Un réseau activé préférentiellement par l’évaluation émotionnelle explicite

Pour tester l’hypothèse d’une implication différentielle des aires cérébrales engagées dans l’évaluation émotionnelle en fonction des contraintes attentionnelles, nous avons identifié les régions a priori qui étaient plus activées par l’évaluation explicite que par l’évaluation implicite. Notre raisonnement était le suivant : puisque les participants ont perçu le même ensemble de stimuli dans les deux conditions, alors les aires plus actives dans la condition d’évaluation explicite que dans la condition d’évaluation implicite sont des aires activées préférentiellement par la tâche d’évaluation émotionnelle explicite. Les comparaisons directes des conditions d’évaluation explicite et d’évaluation implicite ont révélé une modulation attentionnelle de l’évaluation émotionnelle.

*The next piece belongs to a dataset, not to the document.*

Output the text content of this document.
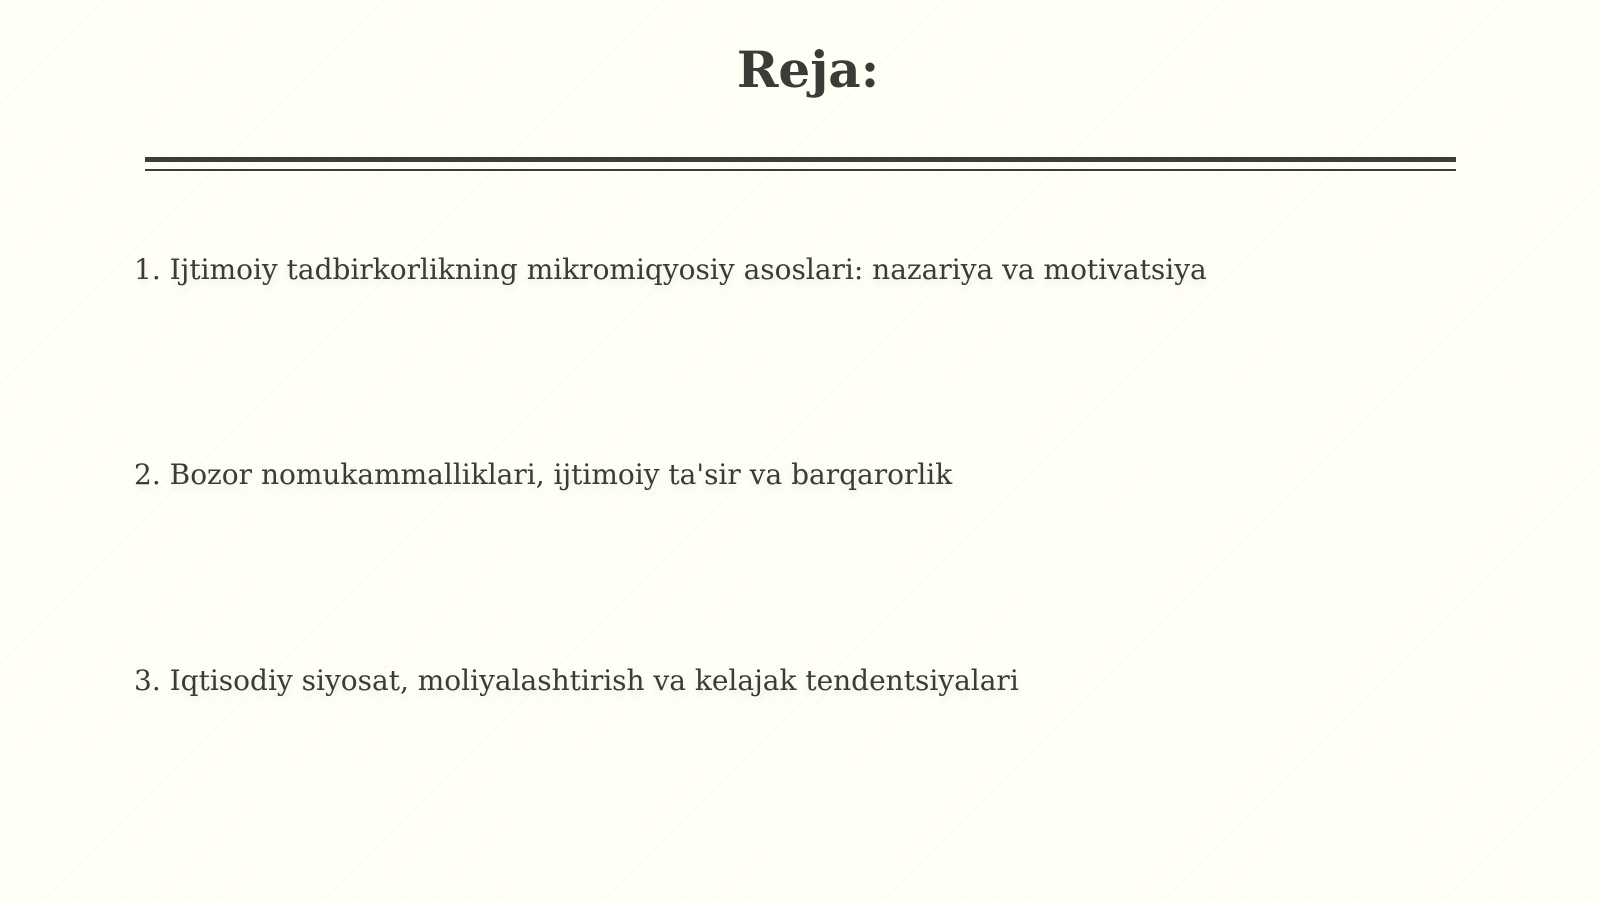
Reja:
1. Ijtimoiy tadbirkorlikning mikromiqyosiy asoslari: nazariya va motivatsiya
2. Bozor nomukammalliklari, ijtimoiy ta'sir va barqarorlik
3. Iqtisodiy siyosat, moliyalashtirish va kelajak tendentsiyalari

L’activation du cortex cingulaire antérieur et du cortex préfrontal médian est particulièrement compatible avec les résultats de deux études qui ont observé des activations proches en utilisant des stimuli et des tâches similaires. En effet, Lane et al. (1997a) ont montré qu’une région du cortex cingulaire antérieur s’étendant au cortex préfrontal médian était plus activée lorsque les participants focalisaient leur attention sur la valence émotionnelle (négative, positive, ou neutre) que lorsqu’ils focalisaient leur attention sur l’organisation (intérieur, extérieur, ou ni l’un ni l’autre) de photographies émotionnelles de l’IAPS. En utilisant la même tâche, Gusnard et al. (2001) ont confirmé ces résultats et insisté sur l’importance du cortex préfrontal médian dans l’évaluation émotionnelle explicite. Nos résultats sont également compatibles avec les données montrant un rôle du cingulaire antérieur dans le traitement des représentations somatiques de second ordre (Critchley et al., 2001) ainsi que dans les mécanismes liés à la douleur (voir Peyron et al., 2000). Nos résultats pourraient refléter les fonctions du cingulaire antérieur et du cortex préfrontal médian dans l’expérience émotionnelle (Damasio et al., 2000; George et al., 1996; Ketter et al., 1996; Lane et al., 1998; Reiman et al., 1997) et suggèrent que l’évaluation émotionnelle pourrait recruter un réseau impliqué dans l’expérience émotionnelle. Ces résultats sont également compatibles avec notre proposition théorique selon laquelle le cingulaire antérieur et le cortex préfrontal médian sont des structures clés du sous-système de génération d’instructions émotionnelles.

Finalement, nos résultats suggèrent que le cingulaire antérieur et le cortex préfrontal médian sont des structures polarité-indépendantes et qu’elles pourraient constituer un réseau en interagissant avec l’amygdale et le gyrus frontal inférieur qui étaient également plus activés par l’évaluation explicite que par l’évaluation implicite. Comme cela a été proposé par Davidson et al. (2000), ce réseau pourrait faire partie du circuit neural sous-tendant la régulation émotionnelle.